When the accident occurred, sending our car flying into the wrong lane of traffic on a hilly, winding, fast-moving road, there were no oncoming vehicles for at least a minute, allowing us time to get out of the car and out of danger’s way. The first car to come around the bend and happen upon the accident stopped and blocked the rest of traffic to protect us.
Mark’s car seat was located in the middle of the back seat so that he was completely untouched upon the impact that crumpled his door. I often sit in the back seat next to Mark if Pete is driving, to keep him entertained. I can’t bear to dwell on what could or would have happened to our unborn baby if I had been sitting next to Mark, instead of riding shotgun next to Pete.
The couple in the minivan who hit us was slightly elderly, but they too walked away from their damaged vehicle without a scratch.
The Lord was very, very good to us. And in the wake of this chaotic incident, He gently taught me several important life lessons as well.
I learned never to take for granted praying daily the Guardian Angel prayer, and I intend to pray it every day with my children for as long as they are under my roof. I have no doubt that myriads of angels were with our vehicle that day, keeping us safe in the shadow of their wings.
Pete and I both hang blessed St. Benedict’s medal crucifixes from the rear-view mirrors of our cars. I now want to buy enough of those small crucifixes for all of my family and friends’ vehicles.
I no longer take for granted the power of sacramentals and fervent prayers said over vehicles and at the beginning of road trips. I am confident the Lord hears those prayers and sends his angels to guard and guide our ways (c.f. Psalm 91!).
The Lord also gave me new insight into how profoundly and deeply He loves me, His child. My love for and concern for my son in the midst of chaos was one of the most powerful emotions I’ve ever felt. I would have done anything, given anything, borne any amount of pain and suffering, in exchange for his safety, health, and well-being.
And yet, I know that any emotion I experience as a created human being is but a minuscule reflection of how the Heavenly Father feels about His children. God’s love for each of us is an ocean so deep and a mountain so high that my mind cannot begin to grasp its power…but I am most grateful for it. A Father who is willing to sacrifice His only Son for my wellbeing and the safeguarding of my destiny loves me with a love so profound it’s almost too painful to dwell on.
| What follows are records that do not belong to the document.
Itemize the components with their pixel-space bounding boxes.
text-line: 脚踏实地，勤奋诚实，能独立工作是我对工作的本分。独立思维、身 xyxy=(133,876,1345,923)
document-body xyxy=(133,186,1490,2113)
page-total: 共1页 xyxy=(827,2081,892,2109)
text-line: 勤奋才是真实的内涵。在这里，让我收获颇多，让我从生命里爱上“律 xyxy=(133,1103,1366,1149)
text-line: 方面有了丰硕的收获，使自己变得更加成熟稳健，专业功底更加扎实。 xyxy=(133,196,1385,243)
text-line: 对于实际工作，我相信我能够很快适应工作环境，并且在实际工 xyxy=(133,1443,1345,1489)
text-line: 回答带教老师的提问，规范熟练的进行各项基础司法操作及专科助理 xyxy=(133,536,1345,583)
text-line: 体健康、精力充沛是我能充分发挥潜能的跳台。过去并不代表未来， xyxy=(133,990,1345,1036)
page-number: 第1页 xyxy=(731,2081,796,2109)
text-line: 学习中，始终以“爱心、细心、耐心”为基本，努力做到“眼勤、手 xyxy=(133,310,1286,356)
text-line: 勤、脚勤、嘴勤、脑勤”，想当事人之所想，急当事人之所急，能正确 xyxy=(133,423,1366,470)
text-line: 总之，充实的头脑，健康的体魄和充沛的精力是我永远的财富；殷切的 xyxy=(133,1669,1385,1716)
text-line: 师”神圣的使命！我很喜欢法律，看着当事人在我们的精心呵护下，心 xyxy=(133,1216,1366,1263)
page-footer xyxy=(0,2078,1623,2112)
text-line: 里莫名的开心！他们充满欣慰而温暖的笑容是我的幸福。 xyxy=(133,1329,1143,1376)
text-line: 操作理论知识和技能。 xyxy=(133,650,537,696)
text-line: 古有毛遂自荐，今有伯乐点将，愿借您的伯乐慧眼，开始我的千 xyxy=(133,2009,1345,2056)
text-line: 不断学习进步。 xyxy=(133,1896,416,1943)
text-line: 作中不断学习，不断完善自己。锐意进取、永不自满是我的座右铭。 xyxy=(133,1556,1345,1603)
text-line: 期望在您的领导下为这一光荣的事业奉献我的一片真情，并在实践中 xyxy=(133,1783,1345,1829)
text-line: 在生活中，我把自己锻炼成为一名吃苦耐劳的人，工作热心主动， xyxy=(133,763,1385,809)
The summer of 2011 will always hold mixed-emotion memories for Pete and I, but I hope what we take with us moving forward will be a profound sense of gratitude for our Heavenly Father who loves us, watches over us, and protects us so perfectly each and every day.
If you say, “The LORD is my refuge,”
and you make the Most High your dwelling,
no harm will overtake you,
no disaster will come near your tent.
For he will command his angels concerning you
to guard you in all your ways;
they will lift you up in their hands,
so that you will not strike your foot against a stone.
“Because he loves me,” says the LORD, “I will rescue him;
I will protect him, for he acknowledges my name.”